Lo stesso nulla del farewell tour di Cena, la più grande, indecorosa e dannosa cacata mai vista.
Lo stesso nulla che rappresenta Danhausen col suo essere top seller di merchandise ed obbiettivamente il meglio che ti puoi aspettare al momento in un episodio settimanale.
Lo stesso nulla in cui piomba il mio cervello quando riesumano un Cena post-ritiro a fare l'host di stocazzo per due PLE di fila, perché serve per forza il nome grosso e Stone Cold i regazzini non lo conoscono (ma almeno lui faceva stunner e beer bash, era sempre un piacere vedere la stessa cazzo di scena... Cena si presenta vestito come mio nonno per la messa della domenica mattina e non ha manco delle battute pronte, che imbarazzo).
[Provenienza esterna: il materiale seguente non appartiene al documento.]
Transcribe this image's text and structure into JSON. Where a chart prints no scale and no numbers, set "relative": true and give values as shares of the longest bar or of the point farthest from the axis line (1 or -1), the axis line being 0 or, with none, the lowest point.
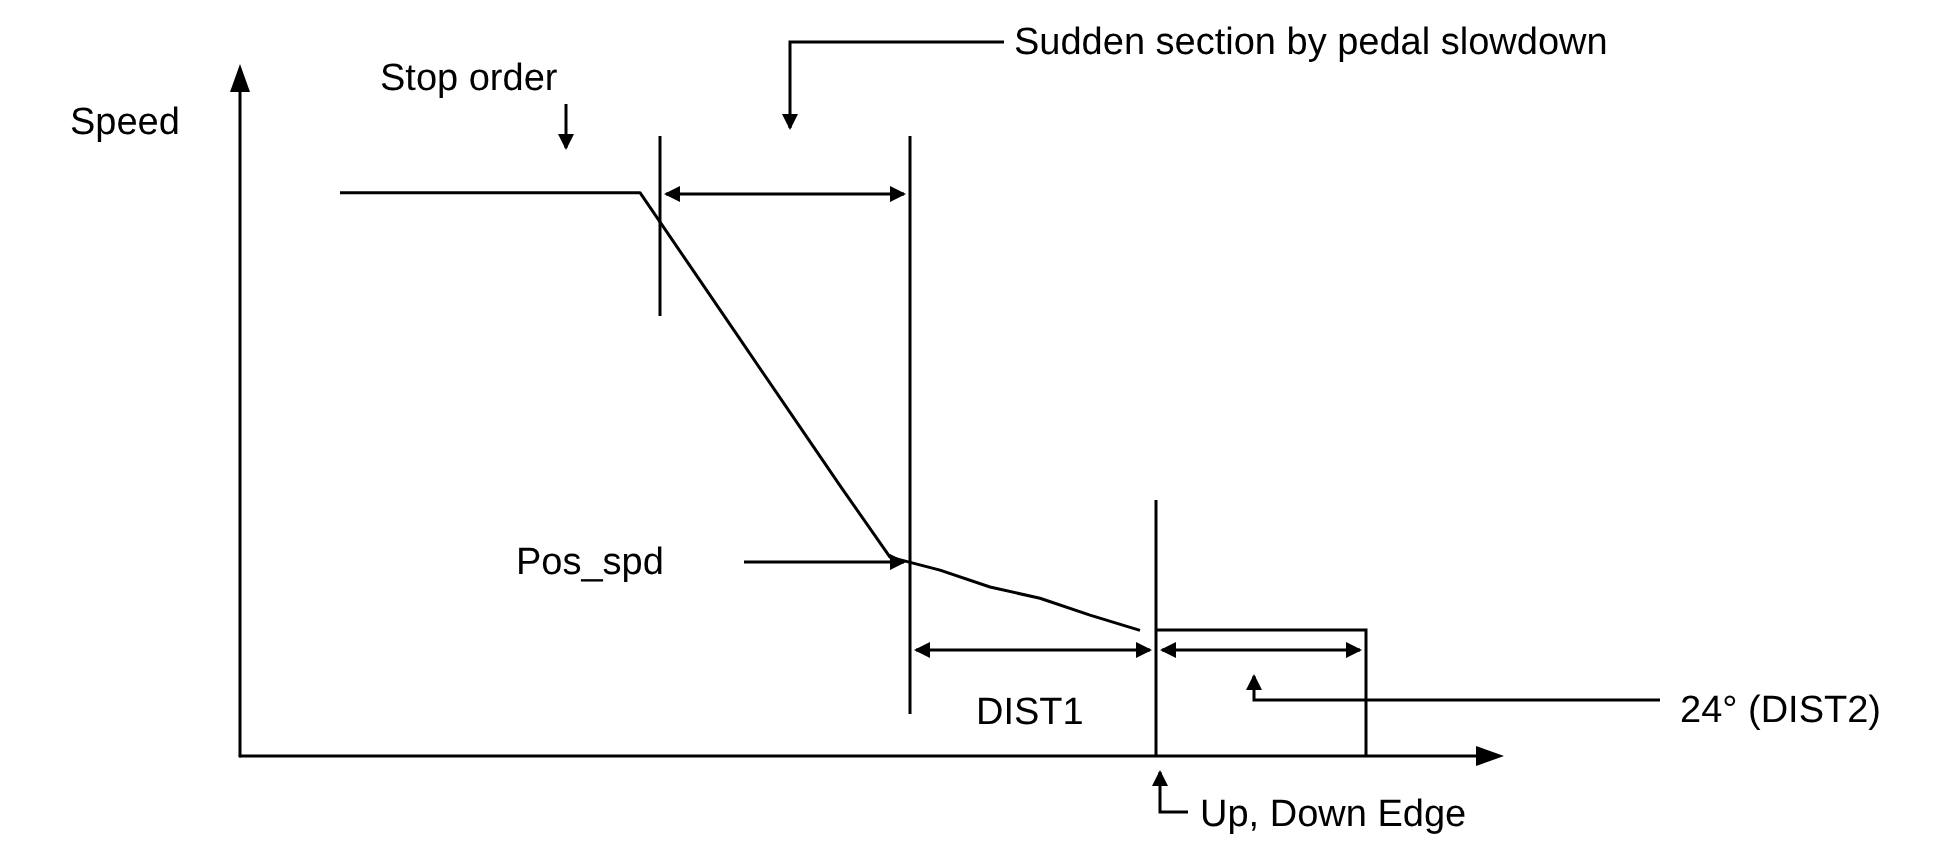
{
  "chart_data": {
    "type": "line",
    "relative": true,
    "ylabel": "Speed",
    "marker": "none",
    "line_style": "solid",
    "categories": [
      null,
      null,
      null,
      null,
      null,
      null,
      null,
      null,
      null,
      null,
      null,
      null,
      null,
      null,
      null,
      null,
      null,
      null,
      null,
      null,
      null,
      null,
      null,
      null,
      null,
      null
    ],
    "series": [
      {
        "color": "#000000",
        "values": [
          null,
          null,
          1,
          1,
          1,
          1,
          1,
          1,
          1,
          0.87,
          0.74,
          0.61,
          0.48,
          0.353,
          0.33,
          0.3,
          0.28,
          0.25,
          0.223,
          null,
          null,
          null,
          null,
          null,
          null,
          null
        ]
      }
    ],
    "annotations": [
      "Stop order",
      "Sudden section by pedal slowdown",
      "Pos_spd",
      "DIST1",
      "24° (DIST2)",
      "Up, Down Edge"
    ]
  }
}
Lo stesso nulla in cui cadono i miei coglioni ogni volta che riappare Dwayne a fare il cazzo che vuole in barba a quello straccio di storie in corso, che tanto l'entrata con lui che si mena l'avambraccio fa trenta volte le visualizzazioni e il buzz di un main event combattuto bene.
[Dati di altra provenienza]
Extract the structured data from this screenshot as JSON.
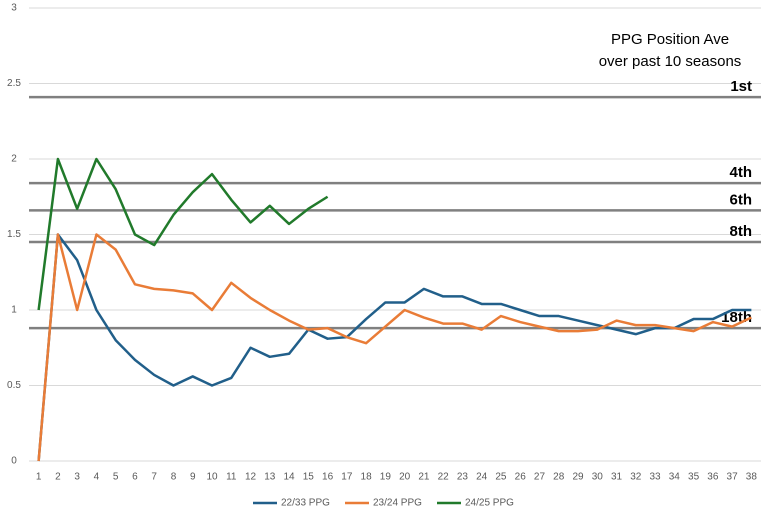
{
  "chart_data": {
    "type": "line",
    "annotation": [
      "PPG Position Ave",
      "over past 10 seasons"
    ],
    "categories": [
      "1",
      "2",
      "3",
      "4",
      "5",
      "6",
      "7",
      "8",
      "9",
      "10",
      "11",
      "12",
      "13",
      "14",
      "15",
      "16",
      "17",
      "18",
      "19",
      "20",
      "21",
      "22",
      "23",
      "24",
      "25",
      "26",
      "27",
      "28",
      "29",
      "30",
      "31",
      "32",
      "33",
      "34",
      "35",
      "36",
      "37",
      "38"
    ],
    "series": [
      {
        "name": "22/33 PPG",
        "color": "#215f8a",
        "values": [
          0,
          1.5,
          1.33,
          1.0,
          0.8,
          0.67,
          0.57,
          0.5,
          0.56,
          0.5,
          0.55,
          0.75,
          0.69,
          0.71,
          0.87,
          0.81,
          0.82,
          0.94,
          1.05,
          1.05,
          1.14,
          1.09,
          1.09,
          1.04,
          1.04,
          1.0,
          0.96,
          0.96,
          0.93,
          0.9,
          0.87,
          0.84,
          0.88,
          0.88,
          0.94,
          0.94,
          1.0,
          1.0
        ]
      },
      {
        "name": "23/24 PPG",
        "color": "#e97c37",
        "values": [
          0,
          1.5,
          1.0,
          1.5,
          1.4,
          1.17,
          1.14,
          1.13,
          1.11,
          1.0,
          1.18,
          1.08,
          1.0,
          0.93,
          0.87,
          0.88,
          0.82,
          0.78,
          0.89,
          1.0,
          0.95,
          0.91,
          0.91,
          0.87,
          0.96,
          0.92,
          0.89,
          0.86,
          0.86,
          0.87,
          0.93,
          0.9,
          0.9,
          0.88,
          0.86,
          0.92,
          0.89,
          0.95
        ]
      },
      {
        "name": "24/25 PPG",
        "color": "#217a2b",
        "values": [
          1.0,
          2.0,
          1.67,
          2.0,
          1.8,
          1.5,
          1.43,
          1.63,
          1.78,
          1.9,
          1.73,
          1.58,
          1.69,
          1.57,
          1.67,
          1.75,
          null,
          null,
          null,
          null,
          null,
          null,
          null,
          null,
          null,
          null,
          null,
          null,
          null,
          null,
          null,
          null,
          null,
          null,
          null,
          null,
          null,
          null
        ]
      }
    ],
    "reference_lines": [
      {
        "label": "1st",
        "value": 2.41
      },
      {
        "label": "4th",
        "value": 1.84
      },
      {
        "label": "6th",
        "value": 1.66
      },
      {
        "label": "8th",
        "value": 1.45
      },
      {
        "label": "18th",
        "value": 0.88
      }
    ],
    "ylim": [
      0,
      3
    ],
    "yticks": [
      0,
      0.5,
      1,
      1.5,
      2,
      2.5,
      3
    ],
    "grid": true,
    "legend": "bottom"
  }
}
E - puttana la stracazzo di miseria - lo stesso nulla in cui deve disciogliersi chiunque abbia deciso di trasformare una rivalità da Writing 101, una storia che si scriveva da sola, in quella immondizia con Pat McAffee e Jelly Roll. Devono bruciare all'inferno.
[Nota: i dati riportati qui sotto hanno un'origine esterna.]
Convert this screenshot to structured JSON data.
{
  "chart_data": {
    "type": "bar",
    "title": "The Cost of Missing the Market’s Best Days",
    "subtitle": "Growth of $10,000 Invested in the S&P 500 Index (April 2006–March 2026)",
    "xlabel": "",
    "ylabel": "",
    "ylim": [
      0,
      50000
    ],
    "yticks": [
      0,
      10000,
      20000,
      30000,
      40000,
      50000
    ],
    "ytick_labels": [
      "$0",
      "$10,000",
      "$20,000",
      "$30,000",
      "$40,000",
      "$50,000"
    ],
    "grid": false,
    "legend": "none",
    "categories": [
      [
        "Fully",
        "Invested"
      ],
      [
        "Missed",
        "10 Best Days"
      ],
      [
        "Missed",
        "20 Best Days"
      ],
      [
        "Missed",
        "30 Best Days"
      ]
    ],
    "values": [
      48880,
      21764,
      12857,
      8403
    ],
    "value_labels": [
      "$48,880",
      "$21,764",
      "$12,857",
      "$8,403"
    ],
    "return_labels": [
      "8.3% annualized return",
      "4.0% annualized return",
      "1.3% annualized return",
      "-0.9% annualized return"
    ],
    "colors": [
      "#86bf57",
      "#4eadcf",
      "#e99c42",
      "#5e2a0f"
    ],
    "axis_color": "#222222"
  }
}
Intanto, in mezzo a questo nulla, rimangono solo i cavalli di razza a tirare la carretta: Punk, Rollins, Rhodes, Reigns per come l'hanno costruito, Heyman, e Drew che è troppo bravo e lo devono penalizzare per non far sfigurare gli altri. Midcard, peraltro, non pervenuto. E, lì in fondo, Bron e Oba come unici ricevitori del testimone, che tanto, con la gestione merdosa che hanno, altro non son riusciti a costruire. Ma cosa ci vogliamo aspettare per loro, che dovranno capitalizzare l'hype tra un reel e l'altro? Hai voglia a vendere Breakker come il futuro, quando nove decimi del suo personaggio sono costruiti su "essere quello che corre molto veloce e per questo fa delle spear sempre più orrende per non uccidere chi le riceve, ma hey, fanno sempre un botto di visual su Instagram e quindi va bene così".

"Wrestling is cool again", al momento navigano nell'oro perché inseguono i trend, spremono le mucche europea e araba, fanno i sold out nei palazzetti... Ma, se non costruisci, prima o poi l'appeal lo perdi. E non dico che falliranno, tanto un modo per cascare in piedi e ripartire a macinare soldi lo troveranno comunque, ma credo che prospettive così nere non le ho mai avute.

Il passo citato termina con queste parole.